John Scritchfield spends his days caring for his four children and his nights wearing costumes and pretending to hit people with blunt weaponry. There is very little money it. He holds an MFA in Acting, which he puts to use as the Creative Director for the Calvin Theatre Company at Calvin University in Grand Rapids, Michigan where he also teaches. In his free time, he enjoys playing Dungeons & Dragons, reading, writing, and spending time with his wife, children, and two cats (Jasnah and Vin). Oh, he's also the Booknest co-Admin.
The Look of a King by Tom Dumbrell was the most surprising read for my small part of this year’s SPFBO. At 272, it is one of the shorter entries Booknest has reviewed and yet it didn’t feel too short at all. Instead, this truly felt like a book that used the amount of words necessary to tell its story, and I deeply appreciate it. In a market where it seems quantity is oftentimes more valued than quality, I admit even I turn my nose up on occasion to books under 300 pages. It’s a failing, I’m aware. In any case, The Look of a King laid any of my apprehensions to rest within the first few chapters as I found the story and characters almost immediately interesting.
The story primarily revolves around two young men with very different lives: Cyrus, a young storyteller who feels confined by his mundane provincial life, and Augustus, a snooty princeling struggling to live up to the kingdom’s expectations. Our inciting incidents take place when the king is assassinated and Cyrus is driven from his home by soldiers. These ensuing chaos sets the course for the rest of the story.

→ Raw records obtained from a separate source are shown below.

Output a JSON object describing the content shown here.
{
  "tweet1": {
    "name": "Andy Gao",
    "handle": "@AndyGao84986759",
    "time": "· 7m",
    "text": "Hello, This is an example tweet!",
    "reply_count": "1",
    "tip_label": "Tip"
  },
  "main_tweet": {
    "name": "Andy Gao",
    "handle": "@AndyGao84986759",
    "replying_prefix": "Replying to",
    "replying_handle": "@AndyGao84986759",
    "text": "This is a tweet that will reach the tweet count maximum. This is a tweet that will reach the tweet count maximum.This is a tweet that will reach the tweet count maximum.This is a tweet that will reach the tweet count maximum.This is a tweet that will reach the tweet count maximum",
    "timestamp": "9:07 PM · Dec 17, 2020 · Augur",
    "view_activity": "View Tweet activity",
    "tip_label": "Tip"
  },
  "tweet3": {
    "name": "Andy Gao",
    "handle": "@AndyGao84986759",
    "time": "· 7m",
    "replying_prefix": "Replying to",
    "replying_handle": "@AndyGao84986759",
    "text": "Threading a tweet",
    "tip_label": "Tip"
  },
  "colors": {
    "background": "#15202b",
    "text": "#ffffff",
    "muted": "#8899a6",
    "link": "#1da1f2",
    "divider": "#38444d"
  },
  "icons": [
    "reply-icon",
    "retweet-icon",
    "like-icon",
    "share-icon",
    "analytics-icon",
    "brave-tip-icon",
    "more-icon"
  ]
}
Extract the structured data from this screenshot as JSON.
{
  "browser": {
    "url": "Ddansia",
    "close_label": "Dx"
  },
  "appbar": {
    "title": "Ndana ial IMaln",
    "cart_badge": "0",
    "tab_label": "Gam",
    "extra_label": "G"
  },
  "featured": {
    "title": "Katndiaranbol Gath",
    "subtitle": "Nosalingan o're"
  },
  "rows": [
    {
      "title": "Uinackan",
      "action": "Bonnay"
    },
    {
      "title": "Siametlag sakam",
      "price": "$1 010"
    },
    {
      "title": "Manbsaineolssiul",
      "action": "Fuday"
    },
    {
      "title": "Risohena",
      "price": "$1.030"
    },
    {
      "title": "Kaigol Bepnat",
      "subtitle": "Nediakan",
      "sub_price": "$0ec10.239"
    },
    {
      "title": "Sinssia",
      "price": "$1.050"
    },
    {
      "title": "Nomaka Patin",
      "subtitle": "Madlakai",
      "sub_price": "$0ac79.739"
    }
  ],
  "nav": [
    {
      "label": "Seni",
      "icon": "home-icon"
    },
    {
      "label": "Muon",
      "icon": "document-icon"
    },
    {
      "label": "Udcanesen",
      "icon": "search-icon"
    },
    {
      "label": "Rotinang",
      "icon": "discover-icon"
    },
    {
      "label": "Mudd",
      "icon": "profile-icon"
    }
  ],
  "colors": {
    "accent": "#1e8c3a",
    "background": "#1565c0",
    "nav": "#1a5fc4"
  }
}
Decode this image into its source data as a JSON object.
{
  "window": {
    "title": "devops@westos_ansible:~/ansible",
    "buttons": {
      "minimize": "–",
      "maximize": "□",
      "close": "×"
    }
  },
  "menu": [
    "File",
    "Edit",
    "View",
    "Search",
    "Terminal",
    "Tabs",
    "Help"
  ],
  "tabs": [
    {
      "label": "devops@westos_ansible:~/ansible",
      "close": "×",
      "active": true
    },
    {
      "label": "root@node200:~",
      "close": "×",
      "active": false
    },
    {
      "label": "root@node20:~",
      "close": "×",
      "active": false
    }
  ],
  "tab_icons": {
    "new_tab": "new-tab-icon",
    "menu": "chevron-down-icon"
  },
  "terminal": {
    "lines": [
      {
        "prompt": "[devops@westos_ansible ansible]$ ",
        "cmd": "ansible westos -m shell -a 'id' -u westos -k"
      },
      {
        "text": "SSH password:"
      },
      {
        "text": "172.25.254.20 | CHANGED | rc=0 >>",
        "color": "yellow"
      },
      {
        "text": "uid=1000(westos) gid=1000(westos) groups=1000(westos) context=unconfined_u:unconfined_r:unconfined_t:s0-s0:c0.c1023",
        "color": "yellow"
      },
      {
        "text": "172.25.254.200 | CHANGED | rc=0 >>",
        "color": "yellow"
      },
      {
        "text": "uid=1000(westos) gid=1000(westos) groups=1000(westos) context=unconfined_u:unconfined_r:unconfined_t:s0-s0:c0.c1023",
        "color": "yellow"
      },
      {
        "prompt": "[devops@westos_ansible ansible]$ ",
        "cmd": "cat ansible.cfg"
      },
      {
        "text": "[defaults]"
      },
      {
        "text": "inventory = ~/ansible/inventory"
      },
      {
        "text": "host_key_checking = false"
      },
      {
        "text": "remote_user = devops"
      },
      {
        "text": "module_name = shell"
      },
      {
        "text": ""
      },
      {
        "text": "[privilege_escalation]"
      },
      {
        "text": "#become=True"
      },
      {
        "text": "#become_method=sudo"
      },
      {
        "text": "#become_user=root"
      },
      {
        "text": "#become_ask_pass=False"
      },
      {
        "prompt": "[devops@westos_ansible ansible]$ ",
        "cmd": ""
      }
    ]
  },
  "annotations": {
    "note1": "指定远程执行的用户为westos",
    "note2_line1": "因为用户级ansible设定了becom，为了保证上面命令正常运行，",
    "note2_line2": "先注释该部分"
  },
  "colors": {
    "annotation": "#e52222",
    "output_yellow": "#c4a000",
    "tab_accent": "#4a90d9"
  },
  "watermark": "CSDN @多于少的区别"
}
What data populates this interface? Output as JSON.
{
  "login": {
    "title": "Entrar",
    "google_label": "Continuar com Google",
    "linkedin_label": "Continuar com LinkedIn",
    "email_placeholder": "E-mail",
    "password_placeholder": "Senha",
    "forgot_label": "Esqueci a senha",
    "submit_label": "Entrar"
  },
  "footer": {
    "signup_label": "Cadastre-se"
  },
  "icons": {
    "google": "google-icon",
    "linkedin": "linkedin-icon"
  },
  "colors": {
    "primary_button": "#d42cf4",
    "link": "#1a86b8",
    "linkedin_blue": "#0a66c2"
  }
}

Dumbrell’s prose is lean while never feeling stilted, which fits the magicless medival fantasy world. Our two POV characters are compelling and the shorter chapters gave the story a tremendous sense of forward momentum. This turned out to be a good thing as I read the entirety of it in a few sittings without killing an entire day. I would have been interested in a number of the side characters enough to actually read chapters from their POV. I don’t think it would have been at all necessary so I appreciate the lack of filler, but Dumbrell certainly has the writing chops (I hate that word) for a grander epic fantasy story.
In conclusion, I would gladly recommend The Look of a King to anyone who enjoys shorter works of fantasy or would like a break from the doorstops that dominate the genre. This is a self-published book I would be proud to have resting on my shelf.
I have tried a couple of times to read Greed by Viljami J. I made it twenty percent on this most recent attempt, but I am finally giving up and calling this a DNF. The story seems to revolve around Ethan and Gabriel, two lifelong friends and unlikeable criminals, who within the opening pages of the story attempt to rob an old man, determine they’re going to plunder the wealth of Mount Valhalla, and meet a pair of siblings (a tough sister and her effeminate but not gay – the author lets us know – brother). The four determine to travel together because...sure...and they make it to a town where there are prostitutes, which is cool because Gabriel is, “no stranger to non-platonic relationships with women.”
I finished the chapter before I tapped out. Ethan calls his friend/brother “G” and the sister character says “y’all” a few times. Tonally, the story is all over the place. It tells and never shows. The narrator head hops to tell us what everyone is thinking and feeling. The characters are unlikable. The writing lacks any depth. For me, this read more like an outline than a polished manuscript. I would humbly recommend a developmental editor.
I went into A Cat’s Guide to Bonding with Dragons knowing nothing of the story. Judging by the title alone and the cover art, I expected a lighthearted romp with Terry Pratchett vibes where a cat becomes a dragon rider, and that is essentially what I received. The premise is fairly simple: an Earth cat is transported to a secondary fantasy world by an evil warlock. The evil warlock is a terrible pet owner (because duh) and uses our protagonist feline Ben to kill the demonic rats he inadvertently summons. When Ben finally escapes, he finds his way to a dragon academy where an obstinate dragon Salanraja decides to bond him. What ensues is a pretty standard fantasy adventure but with an anthropomorphic cat in place of the farm boy, which does provide enough of a change of pace to make this a unique experience.
Although there is an attempt at that Discworld humor, it didn’t resonate with me in a way I had hoped. It’s by no means bad or cringeworthy, and it is most certainly lighthearted. It just wasn’t laugh out loud funny. But considering that I was reading The Trouble with Peace concurrently, it provided a nice amount of levity.
At the end of the day, I would recommend this book to anyone who enjoys lighthearted fantasy, and for me it was a nice palette cleanser, which is exactly what I want when I reach for something Pratchett-esque. So, check it out, I think you’ll enjoy it.
Also, on a side note, I blame Rick & Morty for making me imagine Matthew Broderick as Ben's voice.